On March 6, 1970, Diana Oughtons life came to a sudden and violent end as a bomb assembled by members of the Weather Underground Organization (WUO) blew up in a Greenwich townhouse. Newspaper accounts after the explosion characterized Dianas involvement in the WUO as inauthentic and misled, stemming from the greater-than-life personality of her lover, Bill Ayers. Defining Ayers as charming, manipulative, and a bit cruel, contemporary accounts concluded that he probably exercised the single most powerful influence over Diana until her death. This treatment reflects the dominant historical narrative of women involved in the WUO and other militant leftist organizations of the late 1960s and 1970s. While there is no doubt that the ideology, goals, and methods advocated by this group were inherently problematic, it is a mistake to dismiss the participation of women such as Oughton as being motivated by simple, misguided infatuation. Dedicated revolutionaries in their own right, the women of the Weather Underground deserve serious consideration.

Arguing that violence can be justified in the pursuit of feminist aims, and that justified violence can be used by women just as easily as by men, the women of the WUO articulated and embodied militant feminist principles. This book excavates their long-buried history and reclaims the voices of the Weatherwomen, a name they gave themselves.

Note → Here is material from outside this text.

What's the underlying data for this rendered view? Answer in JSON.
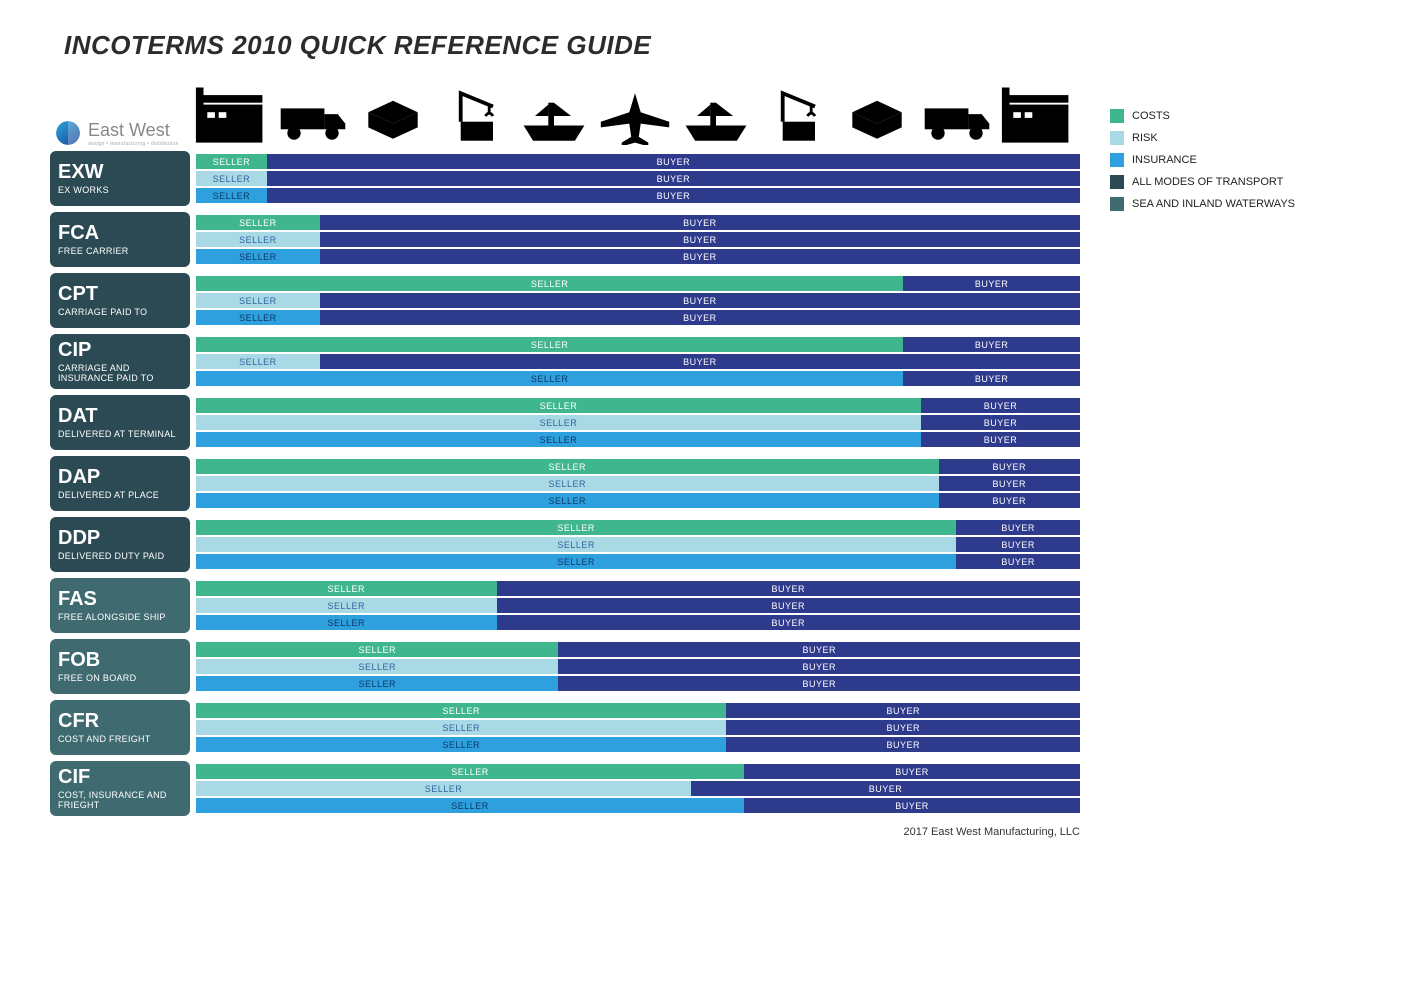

To argue that the Weatherwomen are militant feminists, it is necessary to establish both their militancy and their feminism. Their militancy is easier to establish since the WUO engaged in the bombings of symbolic targets, such as buildings or statues. Lets say that an organization can be militant through direct acts of personal violence, such as by intentionally harming people, who may be combatants or civilians, symbolic acts of violence, such as destroying property (as the WUO did), threats to commit acts of violence, or through associating with symbols of violence, such as by openly carrying guns or using a bomb as a organizational symbol. Thus, an organization can be militant without being actively violent, such as an organization arming itself with weapons in open displays of self-defense (such as the Black Panther Party), but without ever using those weapons or even having any intention to use those weapons. Further, an organization can be militant while being committed to never using violence against persons, such as an organization that sends in bomb threats without actually planting any bombs or even an organization that works very diligently to ensure that their bombs never harm people (as the WUO did). These latter organizations are aggressive and disruptive in ways that conjure up thoughts of violence without actually being physically violent against persons. Hence, there can be militant organizations that attempt to limit their militancy so that they do not harm any persons. The WUO attempted to be militant in this sense: they did not wish to actively harm anybody, but they did use violence symbolically and against buildings and statues.

Feminism, in itself, is an open-ended term that includes anyone who accepts, in some form, three propositions: (a) men and women are equal (in any morally significant sense of equal), (b) we live in a society that does not treat men and women as equal, and (c) something should be done to improve our society to obtain gender equality. Someone could not be a feminist and deny the first claim since any claim of gender superiority, such as the belief that men are superior to women, is the essential meaning of being sexist. A feminist argues for the second claim merely by pointing to sexist practices that exist within society. Furthermore, if someone believes the first two, they are likely to accept the third as a practical consequence: if men and women are equal and society fails to recognize this equality, then something should be done to rectify the situation.